Benchmark KNN search with ann-benchmarks [LUCENE-9625] #10665

asfimport · 2020-11-30T13:58:38Z

In addition to benchmarking with luceneutil, it would be good to be able to make use of ann-benchmarks, which is publishing results from many approximate knn algorithms, including the hnsw implementation from its authors. We don't expect to challenge the performance of these native code libraries, however it would be good to know just how far off we are.

I started looking into this and posted a fork of ann-benchmarks that uses KnnGraphTester class to run these: https://github.com/msokolov/ann-benchmarks. It's still a WIP; you have to manually copy jars and the KnnGraphTester.class to the test host machine rather than downloading from a distribution. KnnGraphTester needs some modifications in order to support this process - this issue is mostly about that.

One thing I noticed is that some of the index builds with higher fanout (efConstruction) settings time out at 2h (on an AWS c5 instance), so this is concerning and I'll open a separate issue for trying to improve that.

Migrated from LUCENE-9625 by Michael Sokolov (@msokolov), updated May 20 2022
Pull requests: apache/lucene-solr#2157

asfimport · 2020-12-18T13:00:06Z

Michael Sokolov (@msokolov) (migrated from JIRA)

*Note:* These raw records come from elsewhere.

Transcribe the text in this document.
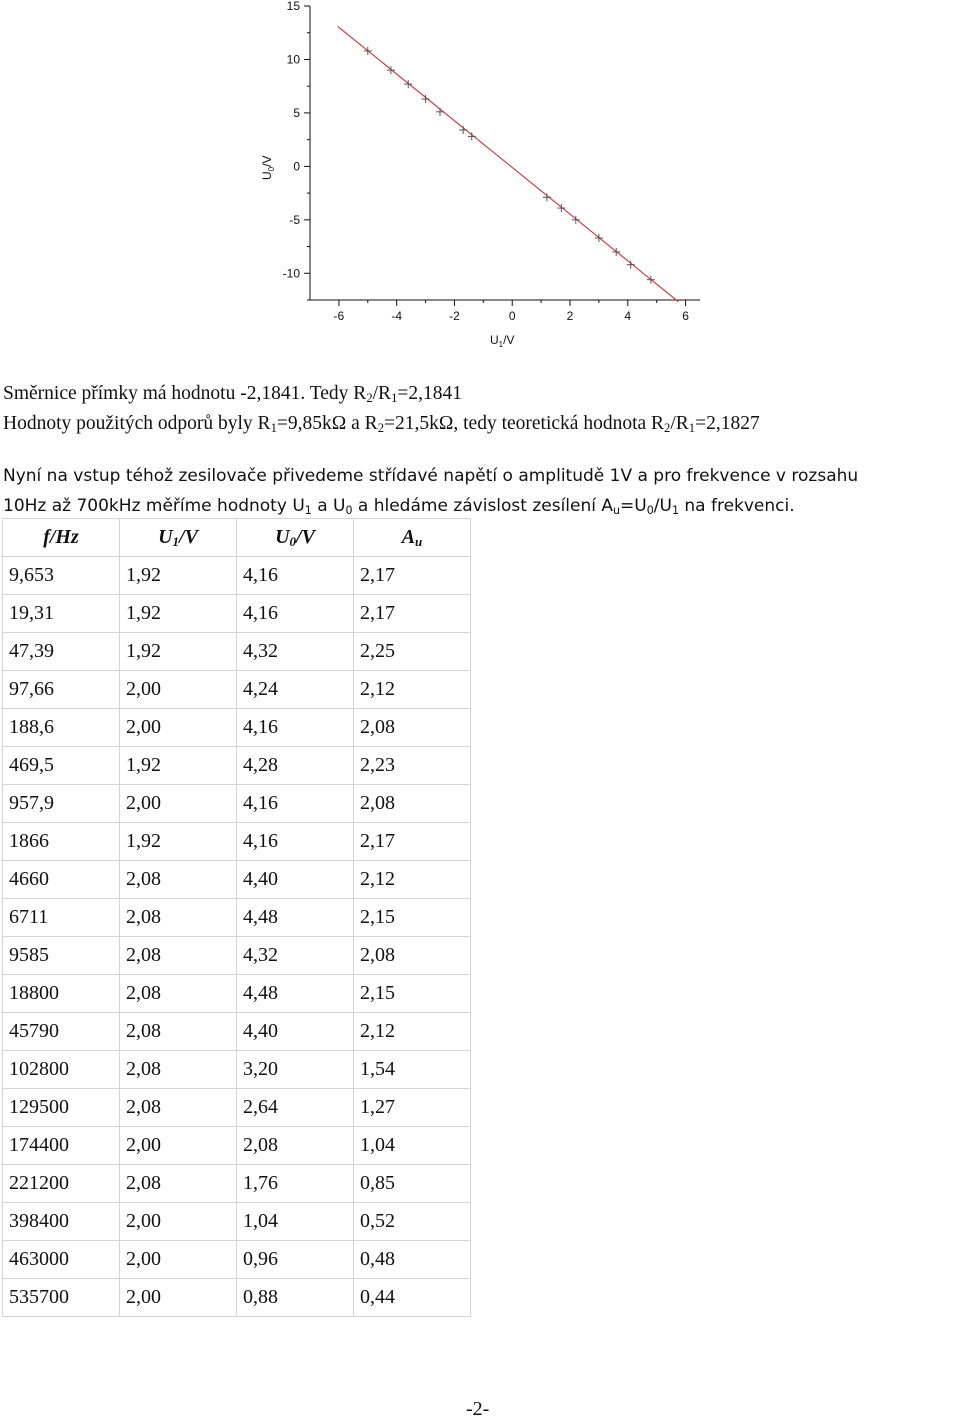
-10
-5
0
5
10
15
-6	-4	-2	0	2	4	6
$U_0/V$
$U_1/V$
Směrnice přímky má hodnotu -2,1841. Tedy $R_2/R_1=2,1841$
Hodnoty použitých odporů byly $R_1=9,85k\Omega$ a $R_2=21,5k\Omega$, tedy teoretická hodnota $R_2/R_1=2,1827$
Nyní na vstup téhož zesilovače přivedeme střídavé napětí o amplitudě 1V a pro frekvence v rozsahu
10Hz až 700kHz měříme hodnoty $U_1$ a $U_0$ a hledáme závislost zesílení $A_u=U_0/U_1$ na frekvenci.
f/Hz	$U_1/V$	$U_0/V$	$A_u$
9,653	1,92	4,16	2,17
19,31	1,92	4,16	2,17
47,39	1,92	4,32	2,25
97,66	2,00	4,24	2,12
188,6	2,00	4,16	2,08
469,5	1,92	4,28	2,23
957,9	2,00	4,16	2,08
1866	1,92	4,16	2,17
4660	2,08	4,40	2,12
6711	2,08	4,48	2,15
9585	2,08	4,32	2,08
18800	2,08	4,48	2,15
45790	2,08	4,40	2,12
102800	2,08	3,20	1,54
129500	2,08	2,64	1,27
174400	2,00	2,08	1,04
221200	2,08	1,76	0,85
398400	2,00	1,04	0,52
463000	2,00	0,96	0,48
535700	2,00	0,88	0,44
-2-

Hm I used this issue number incorrectly for the attached PR; somehow I got it in my head this issue was about implementing the HNSW diversity, but now I see it is not, and that issue doesn't exist! So I'll open it and see if I can transfer the PR over there, or maybe re-open it if need be

asfimport · 2021-05-27T16:14:26Z

Julie Tibshirani (@jtibshirani) (migrated from JIRA)

I somehow completely missed this before posting my own ann-benchmarks results to #10976 and #10980! It's great your setup avoids py4j, it looks easier to maintain than the one I posted. Is the plan to keep this open until Lucene 9 is released and we can integrate it into ann-benchmarks repo?

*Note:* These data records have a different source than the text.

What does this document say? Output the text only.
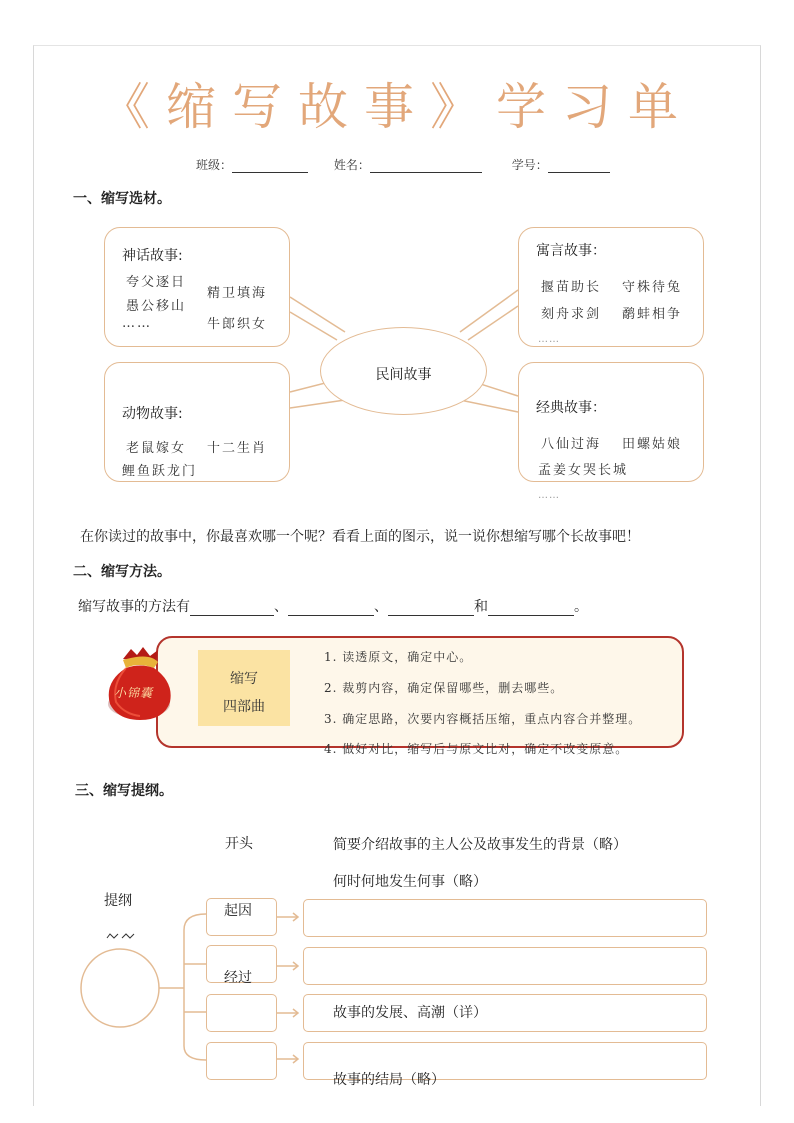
《缩写故事》学习单
班级：	姓名：	学号：
一、缩写选材。
民间故事
神话故事:
夸父逐日
愚公移山
精卫填海
……	牛郎织女
寓言故事：
揠苗助长 守株待兔
刻舟求剑 鹬蚌相争
……
动物故事:
老鼠嫁女 十二生肖
鲤鱼跃龙门
经典故事：
八仙过海 田螺姑娘
孟姜女哭长城
……
在你读过的故事中，你最喜欢哪一个呢？看看上面的图示，说一说你想缩写哪个长故事吧！
二、缩写方法。
缩写故事的方法有	、	、	和	。
小锦囊
缩写
四部曲
1. 读透原文，确定中心。
2. 裁剪内容，确定保留哪些，删去哪些。
3. 确定思路，次要内容概括压缩，重点内容合并整理。
4. 做好对比，缩写后与原文比对，确定不改变原意。
三、缩写提纲。
开头	简要介绍故事的主人公及故事发生的背景（略）
何时何地发生何事（略）
提纲
起因
经过
故事的发展、高潮（详）
故事的结局（略）
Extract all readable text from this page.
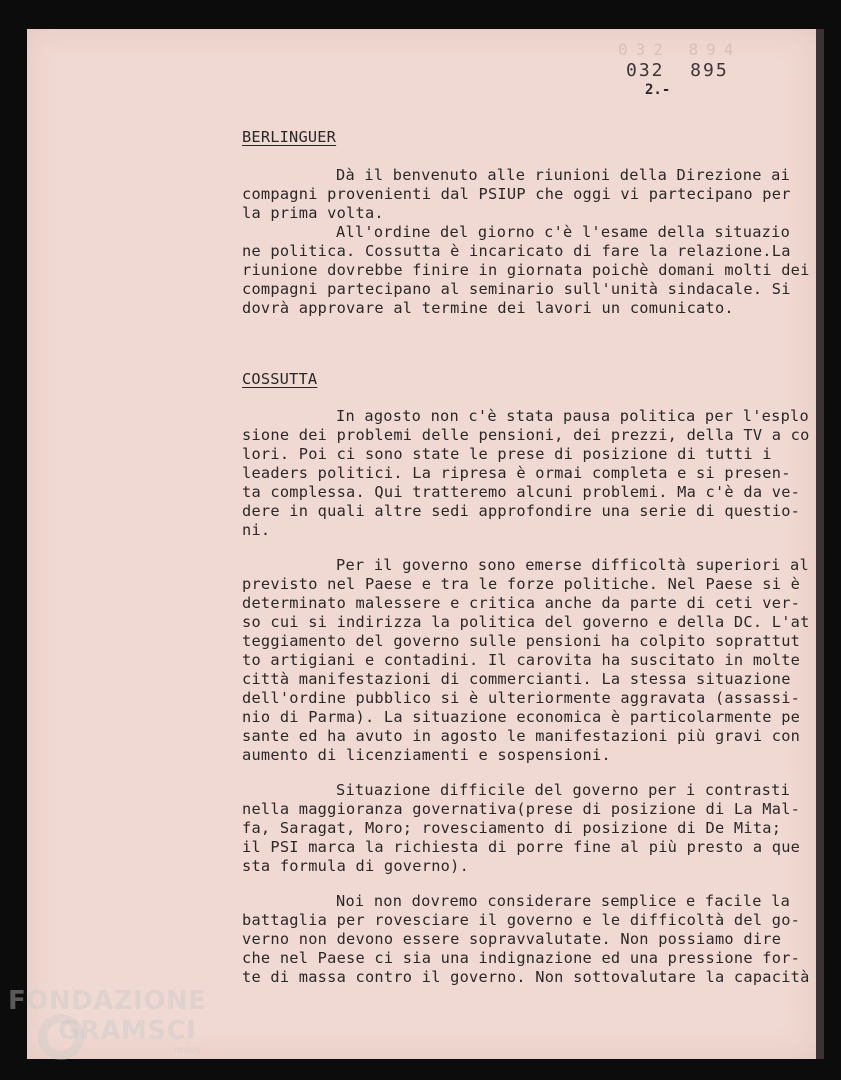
032 894
032  895
2.-
BERLINGUER
Dà il benvenuto alle riunioni della Direzione ai
compagni provenienti dal PSIUP che oggi vi partecipano per
la prima volta.
All'ordine del giorno c'è l'esame della situazio
ne politica. Cossutta è incaricato di fare la relazione.La
riunione dovrebbe finire in giornata poichè domani molti dei
compagni partecipano al seminario sull'unità sindacale. Si
dovrà approvare al termine dei lavori un comunicato.
COSSUTTA
In agosto non c'è stata pausa politica per l'esplo
sione dei problemi delle pensioni, dei prezzi, della TV a co
lori. Poi ci sono state le prese di posizione di tutti i
leaders politici. La ripresa è ormai completa e si presen-
ta complessa. Qui tratteremo alcuni problemi. Ma c'è da ve-
dere in quali altre sedi approfondire una serie di questio-
ni.
Per il governo sono emerse difficoltà superiori al
previsto nel Paese e tra le forze politiche. Nel Paese si è
determinato malessere e critica anche da parte di ceti ver-
so cui si indirizza la politica del governo e della DC. L'at
teggiamento del governo sulle pensioni ha colpito soprattut
to artigiani e contadini. Il carovita ha suscitato in molte
città manifestazioni di commercianti. La stessa situazione
dell'ordine pubblico si è ulteriormente aggravata (assassi-
nio di Parma). La situazione economica è particolarmente pe
sante ed ha avuto in agosto le manifestazioni più gravi con
aumento di licenziamenti e sospensioni.
Situazione difficile del governo per i contrasti
nella maggioranza governativa(prese di posizione di La Mal-
fa, Saragat, Moro; rovesciamento di posizione di De Mita;
il PSI marca la richiesta di porre fine al più presto a que
sta formula di governo).
Noi non dovremo considerare semplice e facile la
battaglia per rovesciare il governo e le difficoltà del go-
verno non devono essere sopravvalutate. Non possiamo dire
che nel Paese ci sia una indignazione ed una pressione for-
te di massa contro il governo. Non sottovalutare la capacità
FONDAZIONE
GRAMSCI
onlus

asfimport · 2021-05-27T16:38:53Z

Michael Sokolov (@msokolov) (migrated from JIRA)

Yes, once we have a publicly-available release I think we can modify the scripts in that patch to download it instead of expecting it to be present locally already.

asfimport · 2022-04-05T09:20:46Z

Balmukund Mandal (migrated from JIRA)

@msokolov

As you've mentioned that jars should be copied but not very clear that which all Lucene jars we've to copy?

asfimport · 2022-04-05T14:20:55Z

Michael Sokolov (@msokolov) (migrated from JIRA)

> As you've mentioned that jars should be copied but not very clear that which all Lucene jars we've to copy?

I think lucene-core should be enough. What have you tried?

asfimport · 2022-04-05T14:45:35Z

Balmukund Mandal (migrated from JIRA)

Thank you Michael for your response. Even, i tried the same but getting below error. Also, i copied jar and KnnGraphTester.class files into lib and classes folder which are created inside algorithms folder.

Error: Unable to initialize main class org.apache.lucene.util.hnsw.KnnGraphTester
Caused by: java.lang.NoClassDefFoundError: org/apache/lucene/util/hnsw/KnnGraphTester$1

asfimport · 2022-04-05T14:51:56Z

Michael Sokolov (@msokolov) (migrated from JIRA)

So, clearly it's not finding KnnGraphTester. Probably it needs to go in the proper folder structure (org/apache/lucene/util/KnnGraphTester.class) relative to the classpath root. TBH I don't remember the way files are set up in this ann-benchmarks environment, but I hope that helps you figure it out!

asfimport · 2022-04-06T05:00:57Z

Balmukund Mandal (migrated from JIRA)

Thank you Michael, it works. I think its easy to include only two jars i.e. core and test rather including KnnGraphTester.class which requires proper directories . Hence, little modification in luceneknn.py file and read all from lib/* only.

asfimport · 2022-05-09T16:59:33Z

Balmukund Mandal (migrated from JIRA)

I was trying to run the benchmark and has a couple of questions. Indexing takes a long time, so is there a way to configure the benchmark to use an already existing index for search? Also, is there a way to configure the benchmark to use multiple threads for indexing (looks to me that it’s a single-threaded indexing)?

asfimport · 2022-05-17T18:34:54Z

Michael Sokolov (@msokolov) (migrated from JIRA)

There's no support for using an existing index; creating the index is an important part of the benchmark, I think? As for threading, no, it would be necessary to modify the test harness. But maybe you should consider contributing to ann-benchmarks?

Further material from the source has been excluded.